Larry CORREIA
L'ATALANTE
480pp - 23,90 €
Critique parue en octobre 2012 dans Bifrost n° 68
USA, années 30… Pistolets mitrailleurs Thomson, dirigeables, petite pépés et magie à gogo, tels sont les principaux ingrédients de Magie brute.
Le roman commence par une mission désastreuse pour Jake Sullivan, survivant de la Grande Guerre et « lourd », c’est-à-dire magicien capable d’agir sur le champ gravitationnel et la densité. Missionné par J. Edgar Hoover pour tuer son ancien amour Delilah, devenue une implacable meurtrière, Jake, non seulement échoue, mais s’aperçoit qu’il a été manipulé par le pénible père-fondateur du FBI. Une mission foirée, un ramassis de mensonges, difficile de dire quel est le truc qui le met le plus en rogne. Ça va saigner.
Pendant ce temps, la jeune Faye, (qui a le pouvoir de se téléporter) assiste au meurtre de son père adoptif, un fermier d’origine portugaise aux lourds secrets. C’est un coup de Madi, un garde de fer au service du Président, le magicien immortel qui règne sur le Japon. Obligée de fuir, Faye est recueillie par le Grimnoir, une société secrète de magiciens qui s’est jurée de mettre à genoux le Président et qui informe Jake, rallié à sa cause, que le geotel, l’arme de Tesla qui a rasé la moitié de la Sibérie en 1905, est en passe de tomber dans de bien mauvaises mains.
La guerre peut commencer.
Magie brute est un roman enthousiasmant, un divertissement qu’on lit à toute allure, avec le plus grand plaisir… quatre cents pages durant. Puis, arrivé sur les cinquante dernières pages, le livre qui s’appréhendait jusque-là comme une fantasy urbaine pleine d’humour et d’action échevelée vire au gore, au sadique.

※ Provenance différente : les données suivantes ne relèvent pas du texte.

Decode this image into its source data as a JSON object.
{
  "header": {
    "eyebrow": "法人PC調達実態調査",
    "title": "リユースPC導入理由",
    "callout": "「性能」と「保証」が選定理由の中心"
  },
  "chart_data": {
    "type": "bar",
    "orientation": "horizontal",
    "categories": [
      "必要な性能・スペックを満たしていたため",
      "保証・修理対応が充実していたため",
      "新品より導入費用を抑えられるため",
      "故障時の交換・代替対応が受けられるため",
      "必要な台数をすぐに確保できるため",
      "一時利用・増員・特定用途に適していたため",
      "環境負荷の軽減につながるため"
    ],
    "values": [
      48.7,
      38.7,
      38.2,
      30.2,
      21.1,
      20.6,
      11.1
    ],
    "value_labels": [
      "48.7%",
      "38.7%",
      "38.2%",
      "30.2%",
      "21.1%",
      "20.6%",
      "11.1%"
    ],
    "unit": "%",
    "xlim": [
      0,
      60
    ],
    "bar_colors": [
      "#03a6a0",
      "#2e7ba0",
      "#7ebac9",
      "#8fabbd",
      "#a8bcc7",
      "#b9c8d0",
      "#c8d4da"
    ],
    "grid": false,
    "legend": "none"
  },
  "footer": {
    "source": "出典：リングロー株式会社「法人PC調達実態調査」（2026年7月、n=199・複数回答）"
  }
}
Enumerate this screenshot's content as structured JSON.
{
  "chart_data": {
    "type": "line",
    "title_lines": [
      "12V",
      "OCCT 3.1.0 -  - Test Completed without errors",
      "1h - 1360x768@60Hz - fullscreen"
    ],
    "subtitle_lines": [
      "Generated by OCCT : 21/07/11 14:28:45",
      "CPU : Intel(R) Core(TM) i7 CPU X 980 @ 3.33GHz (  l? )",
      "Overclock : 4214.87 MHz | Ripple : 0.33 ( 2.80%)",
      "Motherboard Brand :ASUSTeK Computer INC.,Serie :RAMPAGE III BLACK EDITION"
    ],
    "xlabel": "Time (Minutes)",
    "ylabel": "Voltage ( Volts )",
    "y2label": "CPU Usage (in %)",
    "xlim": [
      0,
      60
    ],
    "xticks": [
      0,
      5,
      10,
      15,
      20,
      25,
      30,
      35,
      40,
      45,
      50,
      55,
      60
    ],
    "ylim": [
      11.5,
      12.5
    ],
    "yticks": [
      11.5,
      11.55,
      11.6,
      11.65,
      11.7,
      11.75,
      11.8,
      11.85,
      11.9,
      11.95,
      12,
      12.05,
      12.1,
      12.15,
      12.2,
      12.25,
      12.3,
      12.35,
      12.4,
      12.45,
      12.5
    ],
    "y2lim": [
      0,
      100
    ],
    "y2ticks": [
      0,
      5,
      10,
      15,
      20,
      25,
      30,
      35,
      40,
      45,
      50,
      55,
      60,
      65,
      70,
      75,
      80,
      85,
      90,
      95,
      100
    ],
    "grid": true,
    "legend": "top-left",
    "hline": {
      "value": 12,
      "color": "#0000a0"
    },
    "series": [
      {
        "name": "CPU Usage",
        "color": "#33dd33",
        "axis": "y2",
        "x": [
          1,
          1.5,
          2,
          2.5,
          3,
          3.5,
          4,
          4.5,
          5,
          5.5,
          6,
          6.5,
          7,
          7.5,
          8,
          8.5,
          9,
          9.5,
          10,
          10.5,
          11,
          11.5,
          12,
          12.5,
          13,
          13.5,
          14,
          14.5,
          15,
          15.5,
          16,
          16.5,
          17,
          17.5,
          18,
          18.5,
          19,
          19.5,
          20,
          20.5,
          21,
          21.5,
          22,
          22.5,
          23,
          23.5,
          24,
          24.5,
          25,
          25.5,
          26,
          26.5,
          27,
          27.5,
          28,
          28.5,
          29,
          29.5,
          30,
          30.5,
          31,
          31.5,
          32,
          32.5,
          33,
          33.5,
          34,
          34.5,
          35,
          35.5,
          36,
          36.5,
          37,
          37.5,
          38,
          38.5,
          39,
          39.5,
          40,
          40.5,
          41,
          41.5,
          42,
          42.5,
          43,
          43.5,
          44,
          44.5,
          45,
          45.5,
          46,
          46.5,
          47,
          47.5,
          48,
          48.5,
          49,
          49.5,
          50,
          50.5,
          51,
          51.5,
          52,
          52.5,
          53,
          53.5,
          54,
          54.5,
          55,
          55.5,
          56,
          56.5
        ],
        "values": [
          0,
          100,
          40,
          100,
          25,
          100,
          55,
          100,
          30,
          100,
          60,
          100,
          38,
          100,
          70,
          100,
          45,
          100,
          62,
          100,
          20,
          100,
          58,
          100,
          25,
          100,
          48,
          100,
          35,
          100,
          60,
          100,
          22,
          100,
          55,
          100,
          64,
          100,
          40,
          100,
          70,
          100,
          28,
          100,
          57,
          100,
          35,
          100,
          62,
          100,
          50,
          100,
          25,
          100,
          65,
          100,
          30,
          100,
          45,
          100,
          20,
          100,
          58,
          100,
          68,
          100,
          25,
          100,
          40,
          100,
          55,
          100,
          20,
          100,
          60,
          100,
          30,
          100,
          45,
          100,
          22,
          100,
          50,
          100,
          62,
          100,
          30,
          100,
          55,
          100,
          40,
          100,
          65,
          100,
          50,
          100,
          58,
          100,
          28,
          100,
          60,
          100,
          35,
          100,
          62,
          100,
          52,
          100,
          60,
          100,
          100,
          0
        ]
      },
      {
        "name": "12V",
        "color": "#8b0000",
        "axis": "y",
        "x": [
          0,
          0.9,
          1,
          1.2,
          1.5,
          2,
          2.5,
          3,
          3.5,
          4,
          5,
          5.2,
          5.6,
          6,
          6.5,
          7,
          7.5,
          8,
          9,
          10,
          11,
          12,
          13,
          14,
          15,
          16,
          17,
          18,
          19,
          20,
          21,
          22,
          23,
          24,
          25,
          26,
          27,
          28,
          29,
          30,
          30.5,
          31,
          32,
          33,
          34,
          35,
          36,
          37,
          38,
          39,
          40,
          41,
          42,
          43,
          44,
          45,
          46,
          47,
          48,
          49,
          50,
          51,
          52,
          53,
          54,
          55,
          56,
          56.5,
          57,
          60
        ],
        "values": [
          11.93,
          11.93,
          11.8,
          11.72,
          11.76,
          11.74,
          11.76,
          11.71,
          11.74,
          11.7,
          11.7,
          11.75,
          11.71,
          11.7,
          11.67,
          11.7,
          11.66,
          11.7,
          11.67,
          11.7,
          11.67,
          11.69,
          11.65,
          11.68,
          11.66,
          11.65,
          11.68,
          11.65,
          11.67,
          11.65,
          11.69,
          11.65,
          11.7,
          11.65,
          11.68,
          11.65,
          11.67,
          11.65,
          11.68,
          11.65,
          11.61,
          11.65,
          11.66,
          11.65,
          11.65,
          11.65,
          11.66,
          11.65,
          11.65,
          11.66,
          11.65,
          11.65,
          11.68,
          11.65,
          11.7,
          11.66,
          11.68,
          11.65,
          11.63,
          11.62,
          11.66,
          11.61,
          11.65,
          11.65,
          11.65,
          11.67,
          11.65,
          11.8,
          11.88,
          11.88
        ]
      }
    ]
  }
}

Jake tue les « méchants » (sic) japonais avec un plaisir évident, transformant en bouillie tout Jaune se mettant en travers de sa route. Il en est de même pour Faye, qui, jusqu’ici, nous avait été présentée comme idéaliste/naïve et un poil coincée. Cette façon de présenter le bien/le mal, les bons/les méchants, de noyer les idéaux dans le sang et les tripes, rappelle les carnages successifs de la tétralogie L’Arme fatale où Gibson/Glover massacrent dix, douze « méchants » par épisode, avant de se faire un barbecue. Au moment du gueuleton familial, ils pourraient se poser des questions, avoir une baisse d’appétit, mais non, tout va bien, il convient plutôt d’empêcher les saucisses de brûler et de ne pas tomber à court de bière.
Evidemment, on peut se dire que Magie brute est avant tout un comics sans image, à ne pas prendre trop au sérieux, mais comme le récit regorge de détails politiques et uchroniques, ça ne suffit pas à gommer le mauvais goût que ses cinquante dernières pages laissent dans la bouche.
Pour finir, un mot sur la traduction, qui est horripilante tant le livre regorge de vocabulaire relatif aux armes à feu, vocabulaire précis avec lequel la traductrice a un certain contentieux. Ça pourrait passer si Magie brute n’était pas une succession quasiment ininterrompue de scènes d’action et de fusillades. De fait, ça coince un peu. Dommage.